For a commercially successful filmmaker, Eli Roth has had a hell of a time getting his new film, The Green Inferno, actually seen by the viewing public. It screened at the Toronto International Film Festival way back in 2013, where our own Scott Tobias caught it and had lukewarm things to say about it, and shortly thereafter picked up both a distributor in Open Road Films as well as a planned sequel. Then it got a September 2014 release date before being abruptly pulled by Open Road following some arguments about money and advertising. Then, it got a new release date—September 25 of this year—from its new distributor, BH Tilt. And now, finally, it has received a new trailer, complete with BH Tilt emblem and everything.
The film follows a group of naïve, well-meaning, college-aged simpletons as they attempt to singlehandedly fix the problem of rainforest deforestation in the Amazon with their cell phones and their Instagram and such.

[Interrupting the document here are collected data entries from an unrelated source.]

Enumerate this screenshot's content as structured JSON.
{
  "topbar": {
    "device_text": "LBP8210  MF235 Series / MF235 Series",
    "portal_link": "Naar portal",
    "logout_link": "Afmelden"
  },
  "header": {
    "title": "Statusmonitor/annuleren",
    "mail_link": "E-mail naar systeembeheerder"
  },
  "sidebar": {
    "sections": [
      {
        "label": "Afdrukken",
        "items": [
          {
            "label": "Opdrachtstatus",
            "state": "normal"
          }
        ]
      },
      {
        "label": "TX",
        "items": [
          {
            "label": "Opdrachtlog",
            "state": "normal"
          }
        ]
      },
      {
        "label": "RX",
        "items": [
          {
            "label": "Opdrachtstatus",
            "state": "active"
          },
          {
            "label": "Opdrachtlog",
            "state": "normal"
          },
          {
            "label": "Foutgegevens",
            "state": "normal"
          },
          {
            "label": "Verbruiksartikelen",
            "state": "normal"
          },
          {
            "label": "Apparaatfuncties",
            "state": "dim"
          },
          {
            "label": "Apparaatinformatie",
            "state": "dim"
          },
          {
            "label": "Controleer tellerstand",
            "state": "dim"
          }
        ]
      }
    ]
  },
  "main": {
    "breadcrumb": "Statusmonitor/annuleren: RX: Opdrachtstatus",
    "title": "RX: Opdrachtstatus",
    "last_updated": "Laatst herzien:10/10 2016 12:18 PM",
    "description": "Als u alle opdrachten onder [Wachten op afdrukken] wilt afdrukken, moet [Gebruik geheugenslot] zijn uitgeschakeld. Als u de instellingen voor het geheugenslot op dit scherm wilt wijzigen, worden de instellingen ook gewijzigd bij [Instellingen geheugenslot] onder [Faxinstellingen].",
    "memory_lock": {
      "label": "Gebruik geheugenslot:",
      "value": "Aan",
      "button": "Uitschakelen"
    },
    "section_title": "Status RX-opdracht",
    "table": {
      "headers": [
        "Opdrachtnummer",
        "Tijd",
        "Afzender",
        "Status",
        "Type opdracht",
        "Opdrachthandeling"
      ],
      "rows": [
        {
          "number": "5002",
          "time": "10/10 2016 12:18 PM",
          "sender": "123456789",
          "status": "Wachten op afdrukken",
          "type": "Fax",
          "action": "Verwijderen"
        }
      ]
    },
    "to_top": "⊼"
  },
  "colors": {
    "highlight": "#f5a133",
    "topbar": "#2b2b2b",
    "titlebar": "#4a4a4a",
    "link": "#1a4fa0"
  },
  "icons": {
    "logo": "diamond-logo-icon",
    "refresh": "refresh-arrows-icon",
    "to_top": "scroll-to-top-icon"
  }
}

Of course, they end up getting more than they bargained for, as their plane crashes en route and they are dropped into the bad part of the Amazon rainforest, where there exist people who eat people—a rude awakening, indeed. The cast is studded mostly with relative newcomers with the exception of Spy Kid Daryl Sabara and, curiously, singer-songwriter Sky Ferreira.
The use of the phrase “new trailer” is perhaps a little misleading, as, although it was only released yesterday, this new trailer is almost identical to the second of the two initial trailers released last year, except with the marks of different distributors at the beginning. No matter, though—it’s the first we’ve seen and unpacked, and it’s a relatively intriguing trailer, opening with ironically soft music over the protagonist’s idealistic espousing, and featuring fairly striking images once it gets to the cannibals part. Also, lots and lots of horrified screaming. Watch/listen below:
The trail of the tape
Title: The Green Inferno
Director: Eli Roth
Screenwriters: Eli Roth, Guillermo Amoedo
Cast: Lorenza Izzo, Ariel Levy, Aaron Burns, Kirby Bliss Blanton, Daryl Sabara, Sky Ferreira
Release date: September 25, 2015
The entire trailer in one line of dialogue: “It’s time to make a difference!”
The entire trailer in one screengrab:
Vicious cannibals who are unwilling to accept your help are scary and all, but perhaps the most disconcerting part of the trailer is the depiction of native Amazonian people as, well, vicious cannibals. In his TIFF write-up, though—in which he described The Green Inferno as “feel[ing] more like a first film than Cabin Fever did”—Scott points out that that’s all more in service of Roth’s attempt at homage to 1980s Italian exploitation films like Cannibal Holocaust than anything else. Or perhaps perpetuating regressive, colonialist ideas about foreign peoples is all part of his plan to make his audience more nauseous than even cannibal gore can. If so, it’s working.